Dossier technique

L’eau, un bien précieux en élevage

Les compteurs sont-ils obligatoires ? Combien d’analyses par an ? Quel est le coût de la récupération des eaux de pluie ? Autant de questions posées lors de la réunion technique organisée au Gaec de Maneandol, à Bubry.

brumisation des vaches dans un bâtiment d'élevage - Illustration L’eau, un bien précieux en élevage
La journée au Gaec de Maneandol, en juin, (ici la brumisation des vaches) était organisée 
par Lorient Agglo et animée par d’Alice Elvinger et Pascale Guillermic, de la Chambre d’agriculture.

La principale consommation d’eau concerne l’abreuvement des vaches. Une vache laitière produit du lait composé à près de 87 % d’eau et doit compenser les pertes liées à la production, à la respiration et à la transpiration.
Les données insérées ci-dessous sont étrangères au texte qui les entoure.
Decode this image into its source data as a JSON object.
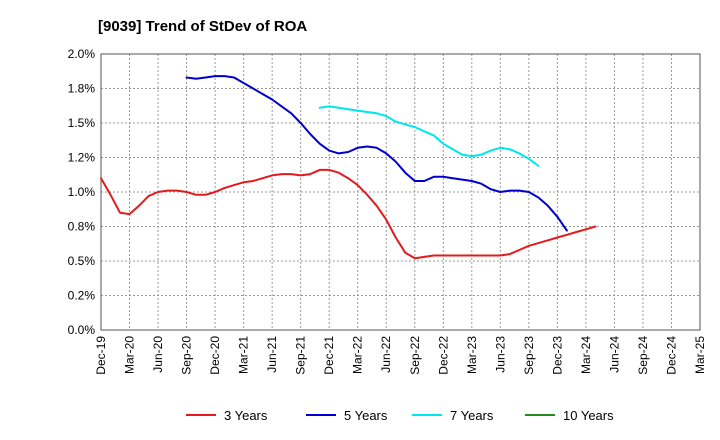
{
  "chart_data": {
    "type": "line",
    "title": "[9039]  Trend of StDev of ROA",
    "xlabel": "",
    "ylabel": "",
    "x_ticks": [
      "Dec-19",
      "Mar-20",
      "Jun-20",
      "Sep-20",
      "Dec-20",
      "Mar-21",
      "Jun-21",
      "Sep-21",
      "Dec-21",
      "Mar-22",
      "Jun-22",
      "Sep-22",
      "Dec-22",
      "Mar-23",
      "Jun-23",
      "Sep-23",
      "Dec-23",
      "Mar-24",
      "Jun-24",
      "Sep-24",
      "Dec-24",
      "Mar-25"
    ],
    "y_ticks": [
      "0.0%",
      "0.2%",
      "0.5%",
      "0.8%",
      "1.0%",
      "1.2%",
      "1.5%",
      "1.8%",
      "2.0%"
    ],
    "ylim": [
      0,
      2.0
    ],
    "grid": true,
    "legend_position": "bottom",
    "series": [
      {
        "name": "3 Years",
        "color": "#e41a1c",
        "points": [
          [
            0,
            1.1
          ],
          [
            1,
            0.98
          ],
          [
            2,
            0.85
          ],
          [
            3,
            0.84
          ],
          [
            4,
            0.9
          ],
          [
            5,
            0.97
          ],
          [
            6,
            1.0
          ],
          [
            7,
            1.01
          ],
          [
            8,
            1.01
          ],
          [
            9,
            1.0
          ],
          [
            10,
            0.98
          ],
          [
            11,
            0.98
          ],
          [
            12,
            1.0
          ],
          [
            13,
            1.03
          ],
          [
            14,
            1.05
          ],
          [
            15,
            1.07
          ],
          [
            16,
            1.08
          ],
          [
            17,
            1.1
          ],
          [
            18,
            1.12
          ],
          [
            19,
            1.13
          ],
          [
            20,
            1.13
          ],
          [
            21,
            1.12
          ],
          [
            22,
            1.13
          ],
          [
            23,
            1.16
          ],
          [
            24,
            1.16
          ],
          [
            25,
            1.14
          ],
          [
            26,
            1.1
          ],
          [
            27,
            1.05
          ],
          [
            28,
            0.98
          ],
          [
            29,
            0.9
          ],
          [
            30,
            0.8
          ],
          [
            31,
            0.67
          ],
          [
            32,
            0.56
          ],
          [
            33,
            0.52
          ],
          [
            34,
            0.53
          ],
          [
            35,
            0.54
          ],
          [
            36,
            0.54
          ],
          [
            37,
            0.54
          ],
          [
            38,
            0.54
          ],
          [
            39,
            0.54
          ],
          [
            40,
            0.54
          ],
          [
            41,
            0.54
          ],
          [
            42,
            0.54
          ],
          [
            43,
            0.55
          ],
          [
            44,
            0.58
          ],
          [
            45,
            0.61
          ],
          [
            46,
            0.63
          ],
          [
            47,
            0.65
          ],
          [
            48,
            0.67
          ],
          [
            49,
            0.69
          ],
          [
            50,
            0.71
          ],
          [
            51,
            0.73
          ],
          [
            52,
            0.75
          ]
        ]
      },
      {
        "name": "5 Years",
        "color": "#0000cc",
        "points": [
          [
            9,
            1.83
          ],
          [
            10,
            1.82
          ],
          [
            11,
            1.83
          ],
          [
            12,
            1.84
          ],
          [
            13,
            1.84
          ],
          [
            14,
            1.83
          ],
          [
            15,
            1.79
          ],
          [
            16,
            1.75
          ],
          [
            17,
            1.71
          ],
          [
            18,
            1.67
          ],
          [
            19,
            1.62
          ],
          [
            20,
            1.57
          ],
          [
            21,
            1.5
          ],
          [
            22,
            1.42
          ],
          [
            23,
            1.35
          ],
          [
            24,
            1.3
          ],
          [
            25,
            1.28
          ],
          [
            26,
            1.29
          ],
          [
            27,
            1.32
          ],
          [
            28,
            1.33
          ],
          [
            29,
            1.32
          ],
          [
            30,
            1.28
          ],
          [
            31,
            1.22
          ],
          [
            32,
            1.14
          ],
          [
            33,
            1.08
          ],
          [
            34,
            1.08
          ],
          [
            35,
            1.11
          ],
          [
            36,
            1.11
          ],
          [
            37,
            1.1
          ],
          [
            38,
            1.09
          ],
          [
            39,
            1.08
          ],
          [
            40,
            1.06
          ],
          [
            41,
            1.02
          ],
          [
            42,
            1.0
          ],
          [
            43,
            1.01
          ],
          [
            44,
            1.01
          ],
          [
            45,
            1.0
          ],
          [
            46,
            0.96
          ],
          [
            47,
            0.9
          ],
          [
            48,
            0.82
          ],
          [
            49,
            0.72
          ]
        ]
      },
      {
        "name": "7 Years",
        "color": "#00e5ee",
        "points": [
          [
            23,
            1.61
          ],
          [
            24,
            1.62
          ],
          [
            25,
            1.61
          ],
          [
            26,
            1.6
          ],
          [
            27,
            1.59
          ],
          [
            28,
            1.58
          ],
          [
            29,
            1.57
          ],
          [
            30,
            1.55
          ],
          [
            31,
            1.51
          ],
          [
            32,
            1.49
          ],
          [
            33,
            1.47
          ],
          [
            34,
            1.44
          ],
          [
            35,
            1.41
          ],
          [
            36,
            1.35
          ],
          [
            37,
            1.31
          ],
          [
            38,
            1.27
          ],
          [
            39,
            1.26
          ],
          [
            40,
            1.27
          ],
          [
            41,
            1.3
          ],
          [
            42,
            1.32
          ],
          [
            43,
            1.31
          ],
          [
            44,
            1.28
          ],
          [
            45,
            1.24
          ],
          [
            46,
            1.19
          ]
        ]
      },
      {
        "name": "10 Years",
        "color": "#228b22",
        "points": []
      }
    ]
  }
}
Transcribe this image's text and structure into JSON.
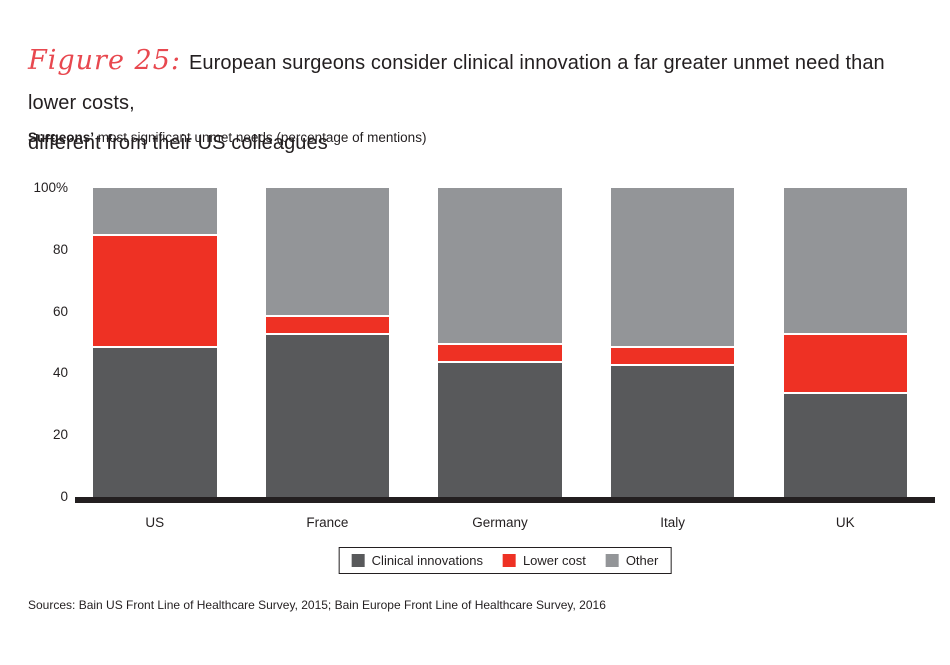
{
  "header": {
    "figure_label": "Figure 25:",
    "title_line1": "European surgeons consider clinical innovation a far greater unmet need than lower costs,",
    "title_line2": "different from their US colleagues"
  },
  "subtitle": {
    "lead": "Surgeons’",
    "rest": " most significant unmet needs (percentage of mentions)"
  },
  "chart_data": {
    "type": "bar",
    "stacked": true,
    "title": "Surgeons’ most significant unmet needs (percentage of mentions)",
    "categories": [
      "US",
      "France",
      "Germany",
      "Italy",
      "UK"
    ],
    "series": [
      {
        "name": "Clinical innovations",
        "color": "#58595b",
        "values": [
          49,
          53,
          44,
          43,
          34
        ]
      },
      {
        "name": "Lower cost",
        "color": "#ee3124",
        "values": [
          36,
          6,
          6,
          6,
          19
        ]
      },
      {
        "name": "Other",
        "color": "#939598",
        "values": [
          15,
          41,
          50,
          51,
          47
        ]
      }
    ],
    "y_ticks": [
      "100%",
      "80",
      "60",
      "40",
      "20",
      "0"
    ],
    "y_tick_values": [
      100,
      80,
      60,
      40,
      20,
      0
    ],
    "ylim": [
      0,
      100
    ],
    "unit": "percent",
    "grid": false,
    "legend_position": "bottom",
    "axis_color": "#231f20",
    "separator_color": "#ffffff"
  },
  "footer": {
    "sources": "Sources: Bain US Front Line of Healthcare Survey, 2015; Bain Europe Front Line of Healthcare Survey, 2016"
  },
  "colors": {
    "figure_label_red": "#e8484f",
    "bar_red": "#ee3124",
    "bar_dark_gray": "#58595b",
    "bar_light_gray": "#939598",
    "text": "#231f20"
  }
}
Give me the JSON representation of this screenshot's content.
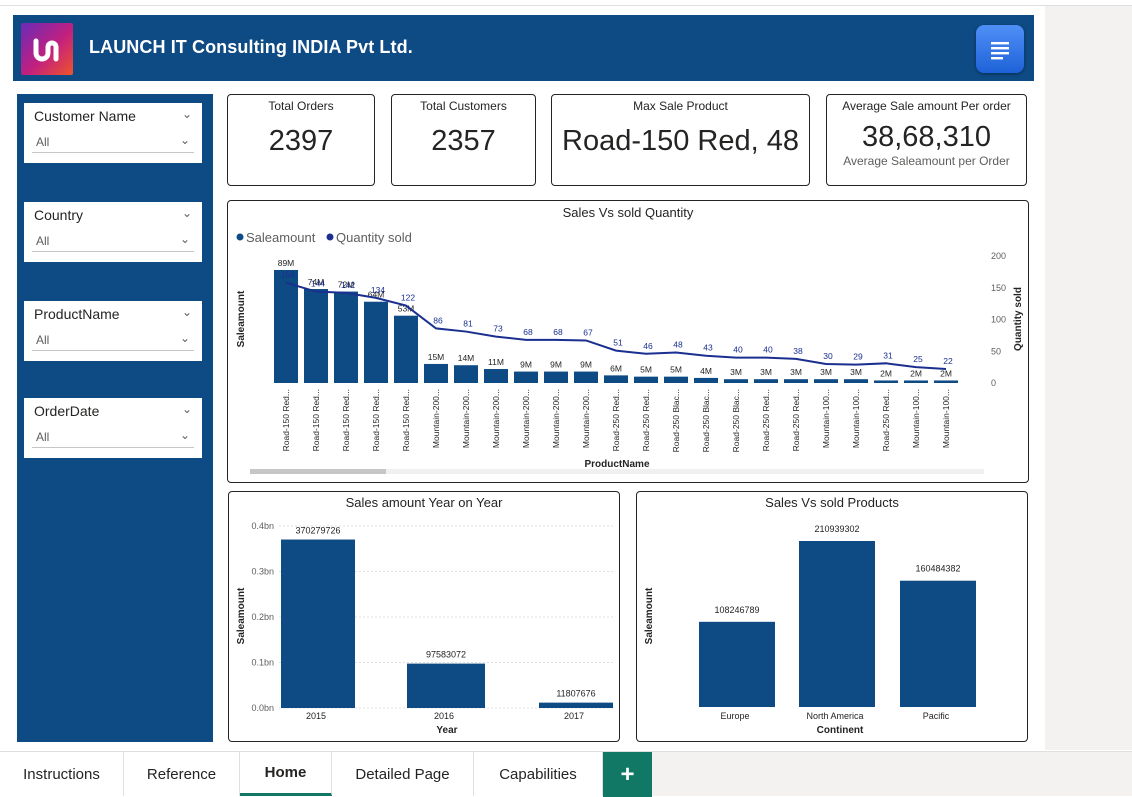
{
  "header": {
    "company": "LAUNCH IT Consulting INDIA Pvt Ltd.",
    "logo_icon": "launch-it-logo",
    "doc_icon": "document-icon"
  },
  "slicers": [
    {
      "title": "Customer Name",
      "value": "All"
    },
    {
      "title": "Country",
      "value": "All"
    },
    {
      "title": "ProductName",
      "value": "All"
    },
    {
      "title": "OrderDate",
      "value": "All"
    }
  ],
  "cards": {
    "total_orders": {
      "title": "Total Orders",
      "value": "2397"
    },
    "total_customers": {
      "title": "Total Customers",
      "value": "2357"
    },
    "max_sale_product": {
      "title": "Max Sale Product",
      "value": "Road-150 Red, 48"
    },
    "avg_sale": {
      "title": "Average Sale amount Per order",
      "value": "38,68,310",
      "subtitle": "Average Saleamount per Order"
    }
  },
  "tabs": [
    "Instructions",
    "Reference",
    "Home",
    "Detailed Page",
    "Capabilities"
  ],
  "active_tab": "Home",
  "add_tab_label": "+",
  "colors": {
    "brand": "#0e4a84",
    "bar": "#0e4a84",
    "line": "#1a2f8f",
    "tab_accent": "#117865"
  },
  "chart_data": [
    {
      "type": "bar",
      "title": "Sales Vs sold Quantity",
      "legend": [
        "Saleamount",
        "Quantity sold"
      ],
      "legend_position": "top-left",
      "xlabel": "ProductName",
      "ylabel": "Saleamount",
      "y2label": "Quantity sold",
      "y2_ticks": [
        "200",
        "150",
        "100",
        "50",
        "0"
      ],
      "y2lim": [
        0,
        200
      ],
      "categories": [
        "Road-150 Red...",
        "Road-150 Red...",
        "Road-150 Red...",
        "Road-150 Red...",
        "Road-150 Red...",
        "Mountain-200...",
        "Mountain-200...",
        "Mountain-200...",
        "Mountain-200...",
        "Mountain-200...",
        "Mountain-200...",
        "Road-250 Red...",
        "Road-250 Red...",
        "Road-250 Blac...",
        "Road-250 Blac...",
        "Road-250 Blac...",
        "Road-250 Red...",
        "Road-250 Red...",
        "Mountain-100...",
        "Mountain-100...",
        "Road-250 Red...",
        "Mountain-100...",
        "Mountain-100..."
      ],
      "bar_labels": [
        "89M",
        "74M",
        "72M",
        "64M",
        "53M",
        "15M",
        "14M",
        "11M",
        "9M",
        "9M",
        "9M",
        "6M",
        "5M",
        "5M",
        "4M",
        "3M",
        "3M",
        "3M",
        "3M",
        "3M",
        "2M",
        "2M",
        "2M"
      ],
      "series": [
        {
          "name": "Saleamount",
          "values": [
            89,
            74,
            72,
            64,
            53,
            15,
            14,
            11,
            9,
            9,
            9,
            6,
            5,
            5,
            4,
            3,
            3,
            3,
            3,
            3,
            2,
            2,
            2
          ],
          "unit": "M"
        },
        {
          "name": "Quantity sold",
          "values": [
            158,
            144,
            142,
            134,
            122,
            86,
            81,
            73,
            68,
            68,
            67,
            51,
            46,
            48,
            43,
            40,
            40,
            38,
            30,
            29,
            31,
            25,
            22
          ]
        }
      ]
    },
    {
      "type": "bar",
      "title": "Sales amount Year on Year",
      "xlabel": "Year",
      "ylabel": "Saleamount",
      "y_ticks": [
        "0.4bn",
        "0.3bn",
        "0.2bn",
        "0.1bn",
        "0.0bn"
      ],
      "ylim": [
        0,
        400000000
      ],
      "categories": [
        "2015",
        "2016",
        "2017"
      ],
      "values": [
        370279726,
        97583072,
        11807676
      ]
    },
    {
      "type": "bar",
      "title": "Sales Vs sold Products",
      "xlabel": "Continent",
      "ylabel": "Saleamount",
      "categories": [
        "Europe",
        "North America",
        "Pacific"
      ],
      "values": [
        108246789,
        210939302,
        160484382
      ]
    }
  ]
}
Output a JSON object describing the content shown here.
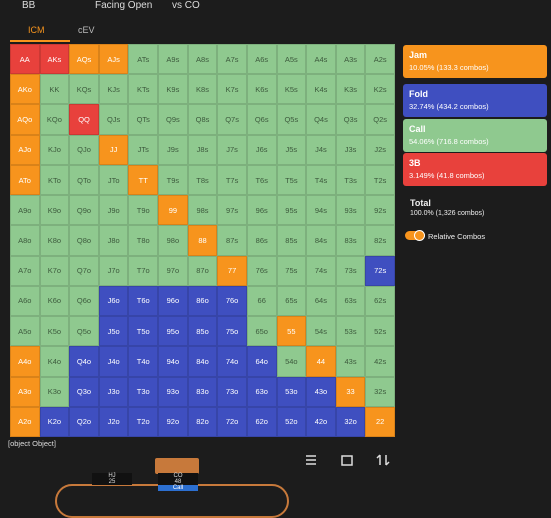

Selon son niveau de production, son alimentation et les conditions climatiques, elle consomme entre 60 et 150 litres d’eau par jour. En période chaude, les besoins peuvent dépasser ce litrage, pour les animaux les plus productifs. Au Gaec de Maneandol, la consommation de la centaine de laitières est estimée à 3 287 m3, soit 77 % de la consommation de l’exploitation. Un chiffre qui se situe dans les moyennes de groupe. La qualité de l’eau est déterminante : elle doit être propre, fraîche et disponible en permanence. « L’eau provient d’un forage et nous réalisons une analyse d’eau chaque année », indique Alice Thomazo, qui travaille avec son fils Mathis. « L’eau est traitée depuis plusieurs années, au chlore ». Ce forage, d’une profondeur de 10 mètres, a un débit de pompage de 5 m3/h. « Le dernier entretien date de 2024 et la pompe a été remplacée en 2015 ». Le compteur, dont l’installation est obligatoire dès qu’il y a prélèvement d’eau, est relevé de temps en temps ; il n’y a pas de branchement au réseau public.

Les eaux de lavage représentent 23 % de la consommation

La deuxième source de consommation est liée aux opérations de traite. Le lavage de la laiterie, des aires d’attente et le nettoyage des équipements, du tank à lait et des canalisations nécessite une eau de bonne qualité sanitaire. On estime que ces usages représentent entre 20 et 25 % de la consommation totale sur l’exploitation. Avec 973 m3, ils représentent 23 % au Gaec de Maneandol, qui compte deux robots de traite. Le robot aspirateur à lisier sept trajets quotidiens ​​​​​​​ consomme 180 m3 d’eau. Les eaux de nettoyage, blanches et vertes, sont dirigées vers la fosse. L’eau est également utilisée pour le refroidissement du lait et le rafraîchissement des animaux lors des fortes chaleurs. « Le système de brumisation installé sur la table d’alimentation fonctionne une quinzaine de jours par an ». Probablement un peu plus cette année. Avec l’augmentation des épisodes caniculaires liée au changement climatique, ces usages tendent à se développer afin de limiter le stress thermique des troupeaux.

Fermer les vannes

Au total, les besoins en eau du Gaec sont estimés à 4 485 m3 par an. Cela représente 12 m³ d’eau consommés quotidiennement (8 à 20 m3 pour les élevages de 100 vaches).

12 m3 d’eau consommés par jour en moyenne

Pour éviter les risques de fuite sur le réseau (enterré) de distribution au champ, une vanne a été installée par bac. Elle est coupée à la sortie du champ et le réseau d’alimentation général est coupé en hiver quand les vaches ne sortent plus. En période de pâturage, elles sortent toutes au même moment, en matinée. « Il faudrait relever le compteur régulièrement, une fois par mois », concède l’éleveuse, « et peut-être installer des compteurs intermédiaires pour connaître les consommations poste par poste ». Un raccordement à la Saur pourrait également être envisagé, en fonction du coût. Un étang, à proximité, fait office de réserve à incendie.

Bernard Laurent

Récupérer les eaux de pluie ?

La récupération des eaux de pluie peut être un moyen de sécuriser l’approvisionnement et peut être utilisée pour les lavages. Au Gaec de Maneandol, sur les 2 000 m2 de toiture, seuls 400 m2 sont dépourvus d’amiante. La récupération pourrait être envisagée seulement sur cette surface. Les estimations, réalisées par la Chambre d’agriculture, montrent que 278 m3 pourraient être collectés, soit 6 % de la consommation totale estimée. Le montant de l’investissement est variable selon l’équipement choisi : 50 €/m3 pour des fosses géomembranes à 300 € par m3 pour des cuves béton enterrées, auxquels il faut ajouter le coût de l’équipement et du fonctionnement pour le traitement de l’eau. Des aides publiques sont possibles.